Change that code to this:

<cfloop query="OrderedUserQry">
   <cfif NOT structKeyExists(application.UserCache, OrderedUserQry.UserIdentity)>
      <cfset user = dbService.getUserByID(OrderedUserQry.UserID) />
      <cfset application.UserCache[OrderedUserQry.UserIdentity] = CreateObject('java','java.lang.ref.SoftReference').Init(user) />
   </cfif>
   <cfset application.maxUserInt = OrderedUserQry.UserIdentity />
</cfloop>

And you can run it all day long.
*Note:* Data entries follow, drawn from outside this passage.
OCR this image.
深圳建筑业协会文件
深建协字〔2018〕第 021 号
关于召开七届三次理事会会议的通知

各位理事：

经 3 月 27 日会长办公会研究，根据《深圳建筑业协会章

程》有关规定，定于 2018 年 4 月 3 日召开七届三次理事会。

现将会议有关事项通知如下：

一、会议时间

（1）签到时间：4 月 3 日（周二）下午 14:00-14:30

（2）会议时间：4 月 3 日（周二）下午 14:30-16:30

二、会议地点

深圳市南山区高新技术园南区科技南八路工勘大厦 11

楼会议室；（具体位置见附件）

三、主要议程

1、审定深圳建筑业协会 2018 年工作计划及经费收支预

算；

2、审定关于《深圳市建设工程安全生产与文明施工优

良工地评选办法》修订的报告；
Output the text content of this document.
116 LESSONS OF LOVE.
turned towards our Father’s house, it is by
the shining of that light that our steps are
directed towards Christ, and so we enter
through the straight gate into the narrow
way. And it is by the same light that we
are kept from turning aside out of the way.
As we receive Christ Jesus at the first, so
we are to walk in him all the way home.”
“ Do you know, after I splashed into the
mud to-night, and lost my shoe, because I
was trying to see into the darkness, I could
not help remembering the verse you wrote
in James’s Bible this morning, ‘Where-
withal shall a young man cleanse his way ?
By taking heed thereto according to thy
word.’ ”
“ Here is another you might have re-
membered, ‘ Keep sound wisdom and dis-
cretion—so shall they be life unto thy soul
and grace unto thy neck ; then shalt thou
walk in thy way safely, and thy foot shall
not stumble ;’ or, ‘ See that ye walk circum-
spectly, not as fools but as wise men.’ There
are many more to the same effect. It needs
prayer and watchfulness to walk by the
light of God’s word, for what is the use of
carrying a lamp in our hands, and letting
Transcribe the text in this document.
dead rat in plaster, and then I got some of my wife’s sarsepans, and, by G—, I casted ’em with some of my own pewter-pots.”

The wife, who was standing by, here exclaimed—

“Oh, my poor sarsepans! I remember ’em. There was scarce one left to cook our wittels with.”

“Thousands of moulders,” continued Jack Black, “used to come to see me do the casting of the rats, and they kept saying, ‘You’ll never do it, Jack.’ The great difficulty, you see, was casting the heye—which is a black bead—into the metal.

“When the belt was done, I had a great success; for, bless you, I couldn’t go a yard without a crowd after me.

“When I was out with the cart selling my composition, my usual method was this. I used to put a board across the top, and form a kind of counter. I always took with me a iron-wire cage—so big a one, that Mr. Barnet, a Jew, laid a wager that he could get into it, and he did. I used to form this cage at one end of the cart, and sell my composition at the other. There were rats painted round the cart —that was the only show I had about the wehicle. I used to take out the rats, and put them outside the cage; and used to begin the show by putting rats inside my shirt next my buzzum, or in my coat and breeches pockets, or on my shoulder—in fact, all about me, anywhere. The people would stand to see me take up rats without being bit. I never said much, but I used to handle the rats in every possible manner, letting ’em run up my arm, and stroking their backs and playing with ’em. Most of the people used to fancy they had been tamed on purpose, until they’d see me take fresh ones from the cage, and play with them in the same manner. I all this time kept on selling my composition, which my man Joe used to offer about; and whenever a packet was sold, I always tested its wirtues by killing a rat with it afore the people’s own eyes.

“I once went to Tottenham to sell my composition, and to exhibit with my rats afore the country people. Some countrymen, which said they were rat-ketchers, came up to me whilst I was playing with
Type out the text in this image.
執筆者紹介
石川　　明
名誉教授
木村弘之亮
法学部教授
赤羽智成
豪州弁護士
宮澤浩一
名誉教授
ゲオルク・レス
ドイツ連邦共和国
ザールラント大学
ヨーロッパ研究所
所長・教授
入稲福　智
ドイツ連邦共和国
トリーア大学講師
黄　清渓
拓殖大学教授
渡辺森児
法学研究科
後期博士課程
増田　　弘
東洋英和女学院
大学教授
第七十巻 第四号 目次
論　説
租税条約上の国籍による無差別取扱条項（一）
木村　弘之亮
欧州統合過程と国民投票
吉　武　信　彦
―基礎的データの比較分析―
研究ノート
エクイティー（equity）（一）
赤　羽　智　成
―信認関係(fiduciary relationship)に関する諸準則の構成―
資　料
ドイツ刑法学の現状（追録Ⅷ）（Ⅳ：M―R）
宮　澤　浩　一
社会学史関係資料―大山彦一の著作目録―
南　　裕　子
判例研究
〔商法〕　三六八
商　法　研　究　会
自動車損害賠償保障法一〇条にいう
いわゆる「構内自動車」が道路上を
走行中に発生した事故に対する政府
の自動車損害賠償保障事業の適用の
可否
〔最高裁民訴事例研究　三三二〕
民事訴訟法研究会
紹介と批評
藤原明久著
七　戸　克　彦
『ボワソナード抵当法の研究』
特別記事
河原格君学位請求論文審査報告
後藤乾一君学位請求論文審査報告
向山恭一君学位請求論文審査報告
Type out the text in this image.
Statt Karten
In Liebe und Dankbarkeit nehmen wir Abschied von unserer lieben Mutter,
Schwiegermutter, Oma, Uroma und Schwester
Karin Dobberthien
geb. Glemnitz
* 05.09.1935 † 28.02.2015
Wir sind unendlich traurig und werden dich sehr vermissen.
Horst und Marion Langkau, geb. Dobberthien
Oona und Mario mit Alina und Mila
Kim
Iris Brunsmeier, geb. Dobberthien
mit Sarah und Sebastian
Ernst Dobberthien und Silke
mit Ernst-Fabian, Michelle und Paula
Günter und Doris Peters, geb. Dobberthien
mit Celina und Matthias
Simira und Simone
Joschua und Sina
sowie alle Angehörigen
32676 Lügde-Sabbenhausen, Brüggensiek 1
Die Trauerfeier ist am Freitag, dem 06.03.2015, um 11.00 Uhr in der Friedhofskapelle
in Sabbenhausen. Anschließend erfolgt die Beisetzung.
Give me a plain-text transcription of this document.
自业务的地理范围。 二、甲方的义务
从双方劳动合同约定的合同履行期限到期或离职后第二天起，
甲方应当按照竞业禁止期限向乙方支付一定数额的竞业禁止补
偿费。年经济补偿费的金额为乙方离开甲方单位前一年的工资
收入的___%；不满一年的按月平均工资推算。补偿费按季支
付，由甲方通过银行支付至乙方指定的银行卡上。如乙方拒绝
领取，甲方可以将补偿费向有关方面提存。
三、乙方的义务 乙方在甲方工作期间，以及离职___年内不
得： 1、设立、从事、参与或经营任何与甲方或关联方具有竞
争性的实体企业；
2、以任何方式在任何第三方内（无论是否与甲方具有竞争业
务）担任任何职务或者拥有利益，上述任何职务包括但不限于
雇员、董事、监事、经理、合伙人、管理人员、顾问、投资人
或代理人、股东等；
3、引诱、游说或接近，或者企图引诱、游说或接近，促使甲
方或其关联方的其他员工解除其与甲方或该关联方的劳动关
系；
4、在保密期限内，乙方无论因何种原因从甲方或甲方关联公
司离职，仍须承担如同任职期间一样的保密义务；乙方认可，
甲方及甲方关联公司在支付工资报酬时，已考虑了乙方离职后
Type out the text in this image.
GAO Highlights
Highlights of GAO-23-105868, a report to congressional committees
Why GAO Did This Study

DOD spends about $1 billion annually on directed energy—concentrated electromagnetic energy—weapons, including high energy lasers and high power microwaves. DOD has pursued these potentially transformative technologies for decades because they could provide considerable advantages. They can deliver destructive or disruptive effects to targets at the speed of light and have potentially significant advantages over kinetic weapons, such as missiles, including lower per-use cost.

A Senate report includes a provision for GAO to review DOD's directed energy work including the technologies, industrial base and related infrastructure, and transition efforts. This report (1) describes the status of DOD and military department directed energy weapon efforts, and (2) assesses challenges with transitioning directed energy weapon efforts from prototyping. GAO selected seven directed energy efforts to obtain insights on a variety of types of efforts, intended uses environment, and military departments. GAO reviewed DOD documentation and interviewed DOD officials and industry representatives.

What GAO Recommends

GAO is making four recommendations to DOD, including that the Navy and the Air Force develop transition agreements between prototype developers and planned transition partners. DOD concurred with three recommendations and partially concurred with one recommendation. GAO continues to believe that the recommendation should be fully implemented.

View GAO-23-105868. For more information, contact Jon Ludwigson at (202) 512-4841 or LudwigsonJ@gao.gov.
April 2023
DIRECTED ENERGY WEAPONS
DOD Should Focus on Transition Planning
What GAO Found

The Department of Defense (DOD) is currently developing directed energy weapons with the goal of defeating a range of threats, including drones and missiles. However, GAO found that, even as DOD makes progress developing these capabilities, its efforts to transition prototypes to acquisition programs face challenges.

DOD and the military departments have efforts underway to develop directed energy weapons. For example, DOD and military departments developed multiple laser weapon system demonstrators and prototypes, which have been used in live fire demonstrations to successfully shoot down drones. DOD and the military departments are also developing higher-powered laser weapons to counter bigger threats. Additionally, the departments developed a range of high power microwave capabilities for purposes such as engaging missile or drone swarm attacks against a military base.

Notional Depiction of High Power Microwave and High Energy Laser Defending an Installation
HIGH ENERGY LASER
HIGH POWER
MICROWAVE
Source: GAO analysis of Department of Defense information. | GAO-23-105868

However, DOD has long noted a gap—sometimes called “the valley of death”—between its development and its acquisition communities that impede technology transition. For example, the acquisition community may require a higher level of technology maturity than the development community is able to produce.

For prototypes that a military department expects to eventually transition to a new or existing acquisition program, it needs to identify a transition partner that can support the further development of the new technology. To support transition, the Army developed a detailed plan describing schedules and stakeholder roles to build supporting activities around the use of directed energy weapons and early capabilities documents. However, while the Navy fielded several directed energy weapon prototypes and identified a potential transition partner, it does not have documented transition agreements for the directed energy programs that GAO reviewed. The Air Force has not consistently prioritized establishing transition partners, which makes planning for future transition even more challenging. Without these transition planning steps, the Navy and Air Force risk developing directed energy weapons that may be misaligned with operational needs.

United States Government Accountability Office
I also created a page to go through the cache and get rid of keys that the soft-referenced object had been GCed. With help from SoftReference, the JVM was able to reclaim memory as needed. So, after I got to about 100,000 users having been put into cache, I ran the culling page and the cache only had arount 18,000 keys left.

<!--- Culling Code --->
<cfloop list="#StructKeyList(application.UserCache)#" index="key">
   <cfset user = application.UserCache[key].get() />
   <cfif NOT structKeyExists(variables,'user')>
      <cfset structDelete(application.UserCache,key) />
   </cfif>
</cfloop>

I definitely will be using this in caching systems in the future. There may be cases where you want a hard-reference cache. But, there are plenty more I think, where it would be fine if some objects in your cache were GCed to give the JVM the memory it needs.